Overall violence soared in Iraq after the February bombing of a major mosque in Samarra fueled anger between Sunnis and Shiites. But Rodeheaver also said the 101st has suffered because it is a light infantry unit that does not have the heavy tanks and Bradley Fighting Vehicles that the 48th Brigade used. And, said Rodeheaver, the Iraqi people may not have taken to the 101st soldiers.
He said the biggest challenge for the 101st was that they had to start from scratch in building trust with the local Iraqis.
"I think the Iraqi people don't have a relationship with the American Army — they have a relationship with the people they meet," Rodeheaver said.
He added that the 101st soldiers might have been targeted specifically because of their participation in the 2003 invasion and its aftermath.
Iraqis, said journalist and Middle East expert Sandra Mackey, live in the most tribal of Arab societies and have long memories. The sheiks and town leaders Rodeheaver dealt with remembered the Eagle patch worn on the left arm by 101st soldiers when the unit was forced to take much more aggressive battlefield action in the first months of the war.
"Revenge is a very, very powerful motivation in Arab society," said Mackey, who spent time in Iraq researching her book "The Reckoning: Iraq and the Legacy of Saddam Hussein."

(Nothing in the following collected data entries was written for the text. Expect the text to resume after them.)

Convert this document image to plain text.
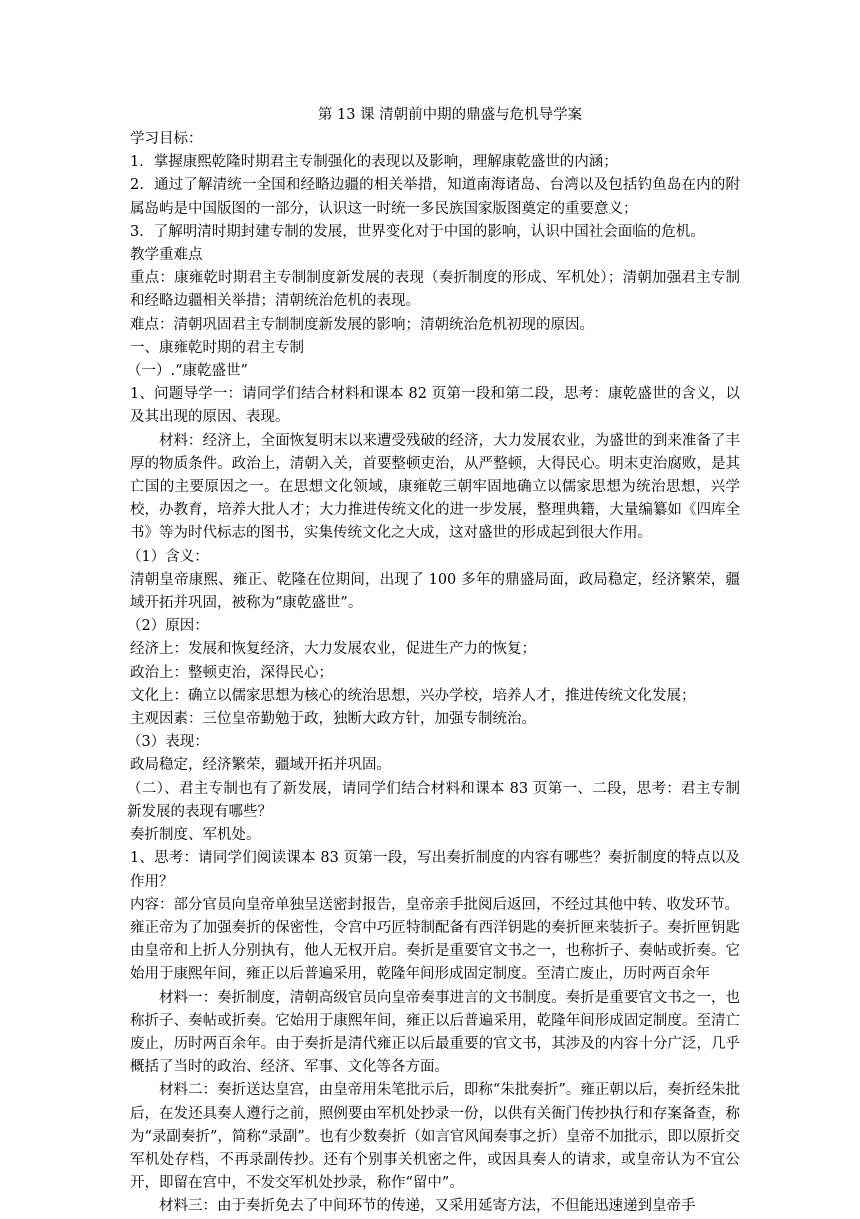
第 13 课 清朝前中期的鼎盛与危机导学案

学习目标：

1．掌握康熙乾隆时期君主专制强化的表现以及影响，理解康乾盛世的内涵；

2．通过了解清统一全国和经略边疆的相关举措，知道南海诸岛、台湾以及包括钓鱼岛在内的附属岛屿是中国版图的一部分，认识这一时统一多民族国家版图奠定的重要意义；

3．了解明清时期封建专制的发展，世界变化对于中国的影响，认识中国社会面临的危机。

教学重难点

重点：康雍乾时期君主专制制度新发展的表现（奏折制度的形成、军机处）；清朝加强君主专制和经略边疆相关举措；清朝统治危机的表现。

难点：清朝巩固君主专制制度新发展的影响；清朝统治危机初现的原因。

一、康雍乾时期的君主专制

（一）.“康乾盛世”

1、问题导学一：请同学们结合材料和课本 82 页第一段和第二段，思考：康乾盛世的含义，以及其出现的原因、表现。

材料：经济上，全面恢复明末以来遭受残破的经济，大力发展农业，为盛世的到来准备了丰厚的物质条件。政治上，清朝入关，首要整顿吏治，从严整顿，大得民心。明末吏治腐败，是其亡国的主要原因之一。在思想文化领域，康雍乾三朝牢固地确立以儒家思想为统治思想，兴学校，办教育，培养大批人才；大力推进传统文化的进一步发展，整理典籍，大量编纂如《四库全书》等为时代标志的图书，实集传统文化之大成，这对盛世的形成起到很大作用。

（1）含义：

清朝皇帝康熙、雍正、乾隆在位期间，出现了 100 多年的鼎盛局面，政局稳定，经济繁荣，疆域开拓并巩固，被称为“康乾盛世”。

（2）原因：

经济上：发展和恢复经济，大力发展农业，促进生产力的恢复；

政治上：整顿吏治，深得民心；

文化上：确立以儒家思想为核心的统治思想，兴办学校，培养人才，推进传统文化发展；

主观因素：三位皇帝勤勉于政，独断大政方针，加强专制统治。

（3）表现：

政局稳定，经济繁荣，疆域开拓并巩固。

（二）、君主专制也有了新发展，请同学们结合材料和课本 83 页第一、二段，思考：君主专制新发展的表现有哪些？

奏折制度、军机处。

1、思考：请同学们阅读课本 83 页第一段，写出奏折制度的内容有哪些？奏折制度的特点以及作用？

内容：部分官员向皇帝单独呈送密封报告，皇帝亲手批阅后返回，不经过其他中转、收发环节。

雍正帝为了加强奏折的保密性，令宫中巧匠特制配备有西洋钥匙的奏折匣来装折子。奏折匣钥匙由皇帝和上折人分别执有，他人无权开启。奏折是重要官文书之一，也称折子、奏帖或折奏。它始用于康熙年间，雍正以后普遍采用，乾隆年间形成固定制度。至清亡废止，历时两百余年

材料一：奏折制度，清朝高级官员向皇帝奏事进言的文书制度。奏折是重要官文书之一，也称折子、奏帖或折奏。它始用于康熙年间，雍正以后普遍采用，乾隆年间形成固定制度。至清亡废止，历时两百余年。由于奏折是清代雍正以后最重要的官文书，其涉及的内容十分广泛，几乎概括了当时的政治、经济、军事、文化等各方面。

材料二：奏折送达皇宫，由皇帝用朱笔批示后，即称“朱批奏折”。雍正朝以后，奏折经朱批后，在发还具奏人遵行之前，照例要由军机处抄录一份，以供有关衙门传抄执行和存案备查，称为“录副奏折”，简称“录副”。也有少数奏折（如言官风闻奏事之折）皇帝不加批示，即以原折交军机处存档，不再录副传抄。还有个别事关机密之件，或因具奏人的请求，或皇帝认为不宜公开，即留在宫中，不发交军机处抄录，称作“留中”。

材料三：由于奏折免去了中间环节的传递，又采用延寄方法，不但能迅速递到皇帝手
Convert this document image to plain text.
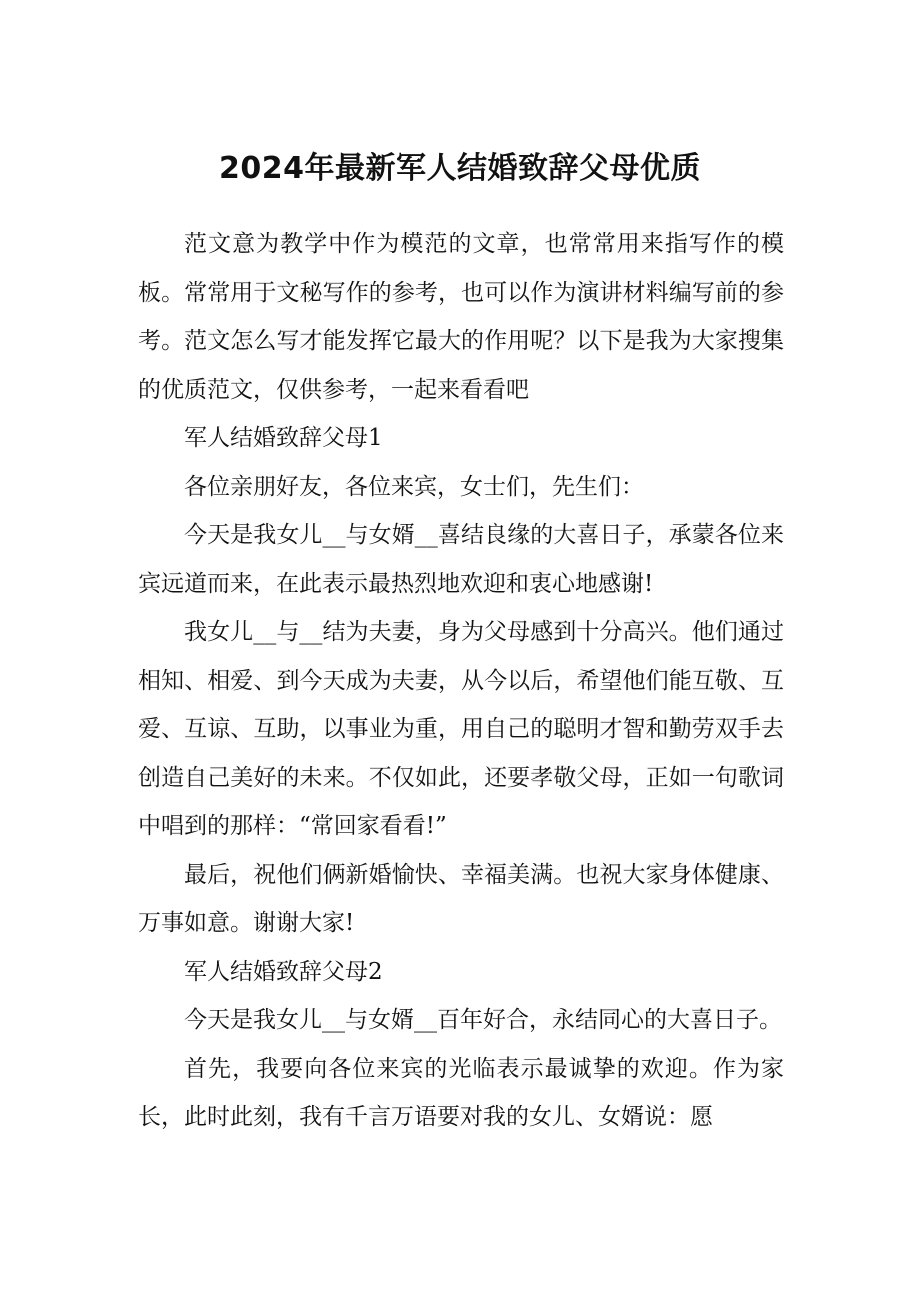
2024年最新军人结婚致辞父母优质

范文意为教学中作为模范的文章，也常常用来指写作的模板。常常用于文秘写作的参考，也可以作为演讲材料编写前的参考。范文怎么写才能发挥它最大的作用呢？以下是我为大家搜集的优质范文，仅供参考，一起来看看吧

军人结婚致辞父母1

各位亲朋好友，各位来宾，女士们，先生们：

今天是我女儿__与女婿__喜结良缘的大喜日子，承蒙各位来宾远道而来，在此表示最热烈地欢迎和衷心地感谢!

我女儿__与__结为夫妻，身为父母感到十分高兴。他们通过相知、相爱、到今天成为夫妻，从今以后，希望他们能互敬、互爱、互谅、互助，以事业为重，用自己的聪明才智和勤劳双手去创造自己美好的未来。不仅如此，还要孝敬父母，正如一句歌词中唱到的那样：“常回家看看!”

最后，祝他们俩新婚愉快、幸福美满。也祝大家身体健康、万事如意。谢谢大家!

军人结婚致辞父母2

今天是我女儿__与女婿__百年好合，永结同心的大喜日子。

首先，我要向各位来宾的光临表示最诚挚的欢迎。作为家长，此时此刻，我有千言万语要对我的女儿、女婿说：愿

Rodeheaver said it was not easy to earn the trust of Iraqis in the Mahmudiyah area. He and his officers attended local council meetings and spent hours chatting with sheiks.
Within a few months of the brigade's departure, insurgents started to pick off key Iraqi leaders whom the 48th soldiers had worked with in Mahmudiyah. The city's mayor and a popular Iraqi Army battalion commander were assassinated, and a police official was killed by a roadside bomb, King said.
Recently, gunmen killed at least 50 people, mostly Shiites, in a brutal attack on the market in Mahmudiyah.
Based on the increased insurgent attacks in that area, King said he suspects "there was not a lot of progress" diplomatically between the 101st and Sunni tribes after the Georgians left.
"There were a lot of attacks out there and air assaults and things like that," King said of the U.S. military's efforts to wipe out the insurgency. "But I don't know if we really went down there and put the economic and political might of the American Army behind changing attitudes."
Staff writer Jeremy Redmon and The Associated Press contributed to this article.